2021-04-23 ATs failures

Context: AT’s started failing late April 2021

  • This Circle CI report is interesting - significant failures vs successes

  • these failures started happening April 23

coinciding with (but not known to be caused by) the introduction of PRs:

  • SECP256R1 (PR 2008)

  • container tests (Tessera in Orion mode; some Besu privacy ATs)

    • notably, the Tessera in Orion mode container tests did not get merged into master

    • also I think the Besu container tests step has been disabled?

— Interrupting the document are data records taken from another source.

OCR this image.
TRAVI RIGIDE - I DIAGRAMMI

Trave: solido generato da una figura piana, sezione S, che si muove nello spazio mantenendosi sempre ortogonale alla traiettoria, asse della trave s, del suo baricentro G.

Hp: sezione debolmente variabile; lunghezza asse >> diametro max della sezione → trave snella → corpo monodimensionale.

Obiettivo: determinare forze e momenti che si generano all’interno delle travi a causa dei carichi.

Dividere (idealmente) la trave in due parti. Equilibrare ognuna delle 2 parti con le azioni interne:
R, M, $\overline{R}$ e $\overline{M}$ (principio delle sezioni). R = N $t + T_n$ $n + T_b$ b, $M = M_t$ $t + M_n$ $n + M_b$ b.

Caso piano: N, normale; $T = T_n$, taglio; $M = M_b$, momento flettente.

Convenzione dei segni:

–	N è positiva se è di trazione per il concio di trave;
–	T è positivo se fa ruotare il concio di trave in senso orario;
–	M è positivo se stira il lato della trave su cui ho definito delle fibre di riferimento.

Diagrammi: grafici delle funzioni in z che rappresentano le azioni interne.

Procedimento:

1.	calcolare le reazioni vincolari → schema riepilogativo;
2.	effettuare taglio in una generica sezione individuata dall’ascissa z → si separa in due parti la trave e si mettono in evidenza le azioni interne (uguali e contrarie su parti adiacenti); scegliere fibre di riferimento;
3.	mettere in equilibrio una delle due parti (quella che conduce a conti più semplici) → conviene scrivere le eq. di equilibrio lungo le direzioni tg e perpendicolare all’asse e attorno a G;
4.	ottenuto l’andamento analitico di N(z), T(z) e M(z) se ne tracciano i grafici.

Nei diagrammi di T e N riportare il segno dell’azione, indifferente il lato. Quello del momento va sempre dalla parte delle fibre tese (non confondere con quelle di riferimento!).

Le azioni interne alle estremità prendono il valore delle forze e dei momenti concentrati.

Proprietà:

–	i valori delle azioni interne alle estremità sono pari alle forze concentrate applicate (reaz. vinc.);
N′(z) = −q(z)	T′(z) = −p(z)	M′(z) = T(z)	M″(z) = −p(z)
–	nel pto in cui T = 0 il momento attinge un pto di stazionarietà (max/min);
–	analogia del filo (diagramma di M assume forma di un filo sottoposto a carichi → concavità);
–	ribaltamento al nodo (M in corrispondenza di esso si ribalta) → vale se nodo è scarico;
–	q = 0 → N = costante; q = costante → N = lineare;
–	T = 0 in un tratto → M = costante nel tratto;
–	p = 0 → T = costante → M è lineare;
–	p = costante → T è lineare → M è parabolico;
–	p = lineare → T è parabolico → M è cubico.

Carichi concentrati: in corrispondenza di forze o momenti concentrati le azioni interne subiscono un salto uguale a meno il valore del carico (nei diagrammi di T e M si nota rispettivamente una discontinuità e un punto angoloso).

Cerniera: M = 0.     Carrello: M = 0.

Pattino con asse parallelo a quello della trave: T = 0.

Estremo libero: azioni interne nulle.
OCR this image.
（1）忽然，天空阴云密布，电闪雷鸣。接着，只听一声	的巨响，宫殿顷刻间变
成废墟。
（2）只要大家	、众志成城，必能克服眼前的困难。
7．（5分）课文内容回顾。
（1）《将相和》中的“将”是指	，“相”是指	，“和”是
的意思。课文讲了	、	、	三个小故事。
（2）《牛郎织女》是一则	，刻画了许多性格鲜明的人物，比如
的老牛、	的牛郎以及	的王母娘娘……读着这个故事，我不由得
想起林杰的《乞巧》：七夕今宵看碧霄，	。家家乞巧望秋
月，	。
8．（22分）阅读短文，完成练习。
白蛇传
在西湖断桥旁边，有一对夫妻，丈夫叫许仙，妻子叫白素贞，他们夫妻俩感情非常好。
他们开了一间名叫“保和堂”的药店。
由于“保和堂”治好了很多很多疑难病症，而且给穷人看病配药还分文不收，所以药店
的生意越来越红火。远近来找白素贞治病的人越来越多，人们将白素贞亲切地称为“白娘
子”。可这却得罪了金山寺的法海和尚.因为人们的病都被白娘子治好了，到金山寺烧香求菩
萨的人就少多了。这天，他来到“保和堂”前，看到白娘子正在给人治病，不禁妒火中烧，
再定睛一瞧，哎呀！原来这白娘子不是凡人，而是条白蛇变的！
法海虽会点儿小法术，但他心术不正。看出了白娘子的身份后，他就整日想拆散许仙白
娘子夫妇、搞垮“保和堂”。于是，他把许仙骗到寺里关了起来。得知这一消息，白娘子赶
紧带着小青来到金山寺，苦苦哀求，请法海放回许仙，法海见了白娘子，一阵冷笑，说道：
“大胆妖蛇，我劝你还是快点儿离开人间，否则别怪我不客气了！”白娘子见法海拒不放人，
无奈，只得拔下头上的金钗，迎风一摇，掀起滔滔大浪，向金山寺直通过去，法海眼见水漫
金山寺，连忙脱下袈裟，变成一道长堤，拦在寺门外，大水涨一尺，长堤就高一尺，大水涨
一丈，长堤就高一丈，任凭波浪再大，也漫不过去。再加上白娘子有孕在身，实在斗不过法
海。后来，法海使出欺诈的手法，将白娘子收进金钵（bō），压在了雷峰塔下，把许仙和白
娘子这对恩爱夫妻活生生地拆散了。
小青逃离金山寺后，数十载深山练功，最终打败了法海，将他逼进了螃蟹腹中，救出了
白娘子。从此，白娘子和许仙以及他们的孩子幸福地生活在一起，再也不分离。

This appears to be a problem with the Vertex queue being blocked and this likely happens because:

  • running out of entropy

  • code changes

  • init ing too often


Investigate:

Entropy:

  • confirm what the entropy is during the tests . Run the following during the tests and see how low it dips. If this dips below 1k, then this isn't good. If the entropy is fine during and at the end of the tests runs, entropy isn't the problem

    watch -n 2 cat /proc/sys/kernel/random/entropy_avail
  • The ATs have an override file https://github.com/hyperledger/besu/commit/dac36a5665e0fb574eca8c814881f60ef087ae49Confirm that the native libs are NOT using this. If so how can they be set to respect these settings? If they are reading from java.security then amend that file or provide an override( preferable, but better still is to get it to respect the AT settings directly)

  • If entropy is the problem look to seed a device and use that - use haveged etc

What have we tried:

  • reducing parallelism - was 8, changed to 6 → AT time 12 min → 15 min

  • installing haveged on AT executor → seemed to be better

  • explicitly setting securerandom.source=/dev/urandom → no change evident

  • removing haveged and explicitly setting securerandom.source=file:/dev/urandom → ATs failed in 8 min with a ECDH “Invalid point coordinates” error. NO “blocked thread” errors in logs.

  • explicitly setting securerandom.source=file:/dev/./urandom → same behaviour as file:/dev/urandom

  • installing haveged and explicitly setting securerandom.source=file:/dev/urandom → ATs pass in 8 min.

  • so the PR that failed on SECP invalid point coordinates didn't have haveged. With haveged, and securerandom.source=file:/dev/urandom this PR has passed 2 times with ATs ~ 8 min. reference tests now take longer!
    Third run failed (but no exceptions in the logs)

Code Changes:

  • what was the last good commit where tests were fine?

    • Looking at PRs merged into master, 2181 was merged 22/23 April and 2008 was merged 21/22 April

  • 2008 introduced SECP256R1 ie a new signature algorithm. Which generates a different public key from the same private key. And the reference to the signature algorithm is static in KeyPairUtil. So if those tests run first then other tests fail because the wrong signature algo is being used. So https://github.com/hyperledger/besu/pull/2273 ignores these tests. for now.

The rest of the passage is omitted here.